Hackers withdrew $265 000 from Kyber Network’s liquidity protocol

What’s new? On September 1, Kyber Network’s DeFi liquidity protocol was subjected to a hacker attack that resulted in attackers withdrawing about $265 000 in cryptocurrency. According to the company’s announcement, the vulnerability originated in the frontend of the KyberSwap exchange, after which the developers suspended its operation to investigate. The project team promised to reimburse the amount of funds lost.

1/ ❗️Notice of Exploit of KyberSwap Frontend:We identified and neutralized an exploit on the KyberSwap frontend. Affected users will be compensated. We have summarized the details in this thread⬇️— Kyber Network (@KyberNetwork) September 1, 2022

Details of the hack. Kyber Network developers reported that they were able to detect malicious code in the Google Tag Manager (GTM), which automatically approved transactions, allowing hackers to transfer user funds to their addresses.

After disabling the user interface, the project team managed to fix the vulnerability and user funds are now safe. In this, Kyber Network noted that the embedded script was aimed at the wallets of large investors with large amounts of money in their accounts.

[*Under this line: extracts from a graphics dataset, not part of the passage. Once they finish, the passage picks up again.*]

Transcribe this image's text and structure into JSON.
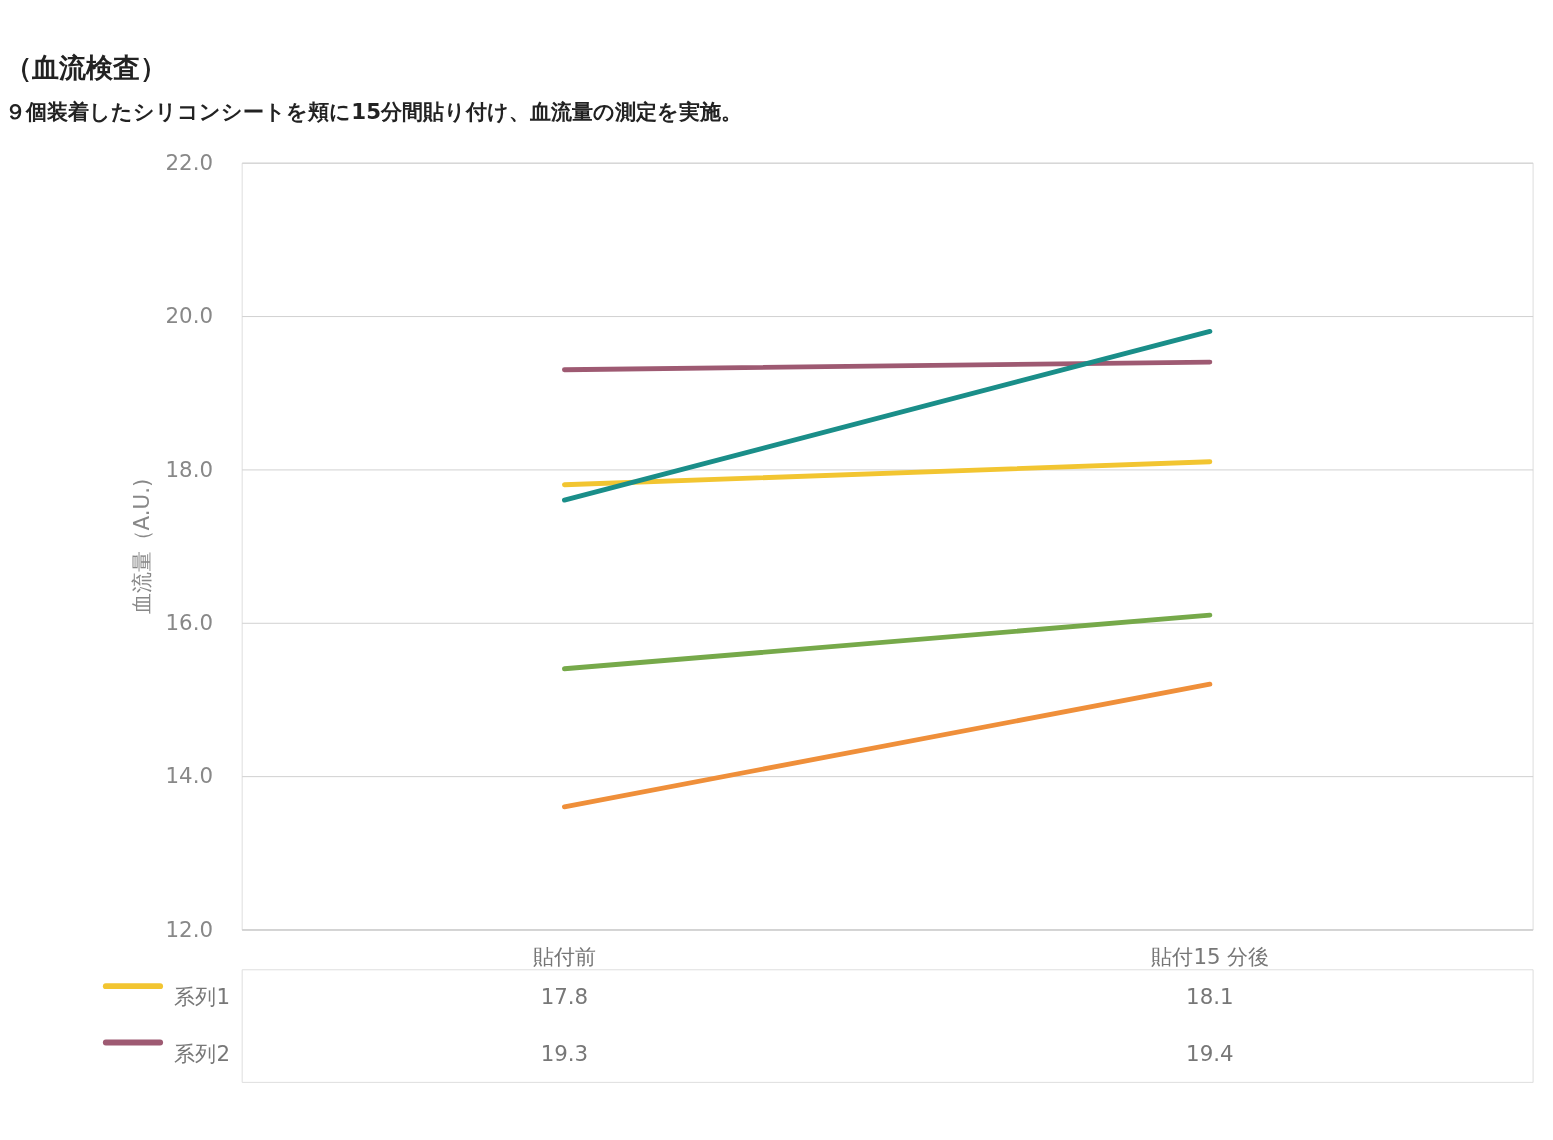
{
  "chart_data": {
    "type": "line",
    "title": "（血流検査）",
    "subtitle": "９個装着したシリコンシートを頬に15分間貼り付け、血流量の測定を実施。",
    "ylabel": "血流量（A.U.)",
    "categories": [
      "貼付前",
      "貼付15 分後"
    ],
    "series": [
      {
        "name": "系列1",
        "color": "#f2c531",
        "values": [
          17.8,
          18.1
        ],
        "value_labels": [
          "17.8",
          "18.1"
        ]
      },
      {
        "name": "系列2",
        "color": "#9e5a72",
        "values": [
          19.3,
          19.4
        ],
        "value_labels": [
          "19.3",
          "19.4"
        ]
      },
      {
        "color": "#1a8e89",
        "values": [
          17.6,
          19.8
        ]
      },
      {
        "color": "#76a94a",
        "values": [
          15.4,
          16.1
        ]
      },
      {
        "color": "#ef8f3a",
        "values": [
          13.6,
          15.2
        ]
      }
    ],
    "ylim": [
      12,
      22
    ],
    "yticks": [
      {
        "value": 12,
        "label": "12.0"
      },
      {
        "value": 14,
        "label": "14.0"
      },
      {
        "value": 16,
        "label": "16.0"
      },
      {
        "value": 18,
        "label": "18.0"
      },
      {
        "value": 20,
        "label": "20.0"
      },
      {
        "value": 22,
        "label": "22.0"
      }
    ],
    "grid": "y",
    "legend": "bottom",
    "marker": "none",
    "line_style": "solid"
  }
}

What is Kyber Network? It is a multi-chain DeFi protocol for trading cryptocurrencies and providing liquidity. Kyber provides connectivity between various blockchains and other liquidity protocols. The project is managed by its own decentralized community, KyberDAO, and has the native token KNC. As of September 2, 10:10 UTC, the asset is trading at $1,78, and the token gained 3,74% in the past 24 hours, according to CoinMarketCap.

In August, Brazilian crypto lending platform BlueBenx blocked all operations after hackers withdrew $32 million from the protocol. However, users questioned the veracity of this report, as details about the hack were never released. The company also reported that it was laying off most of its employees.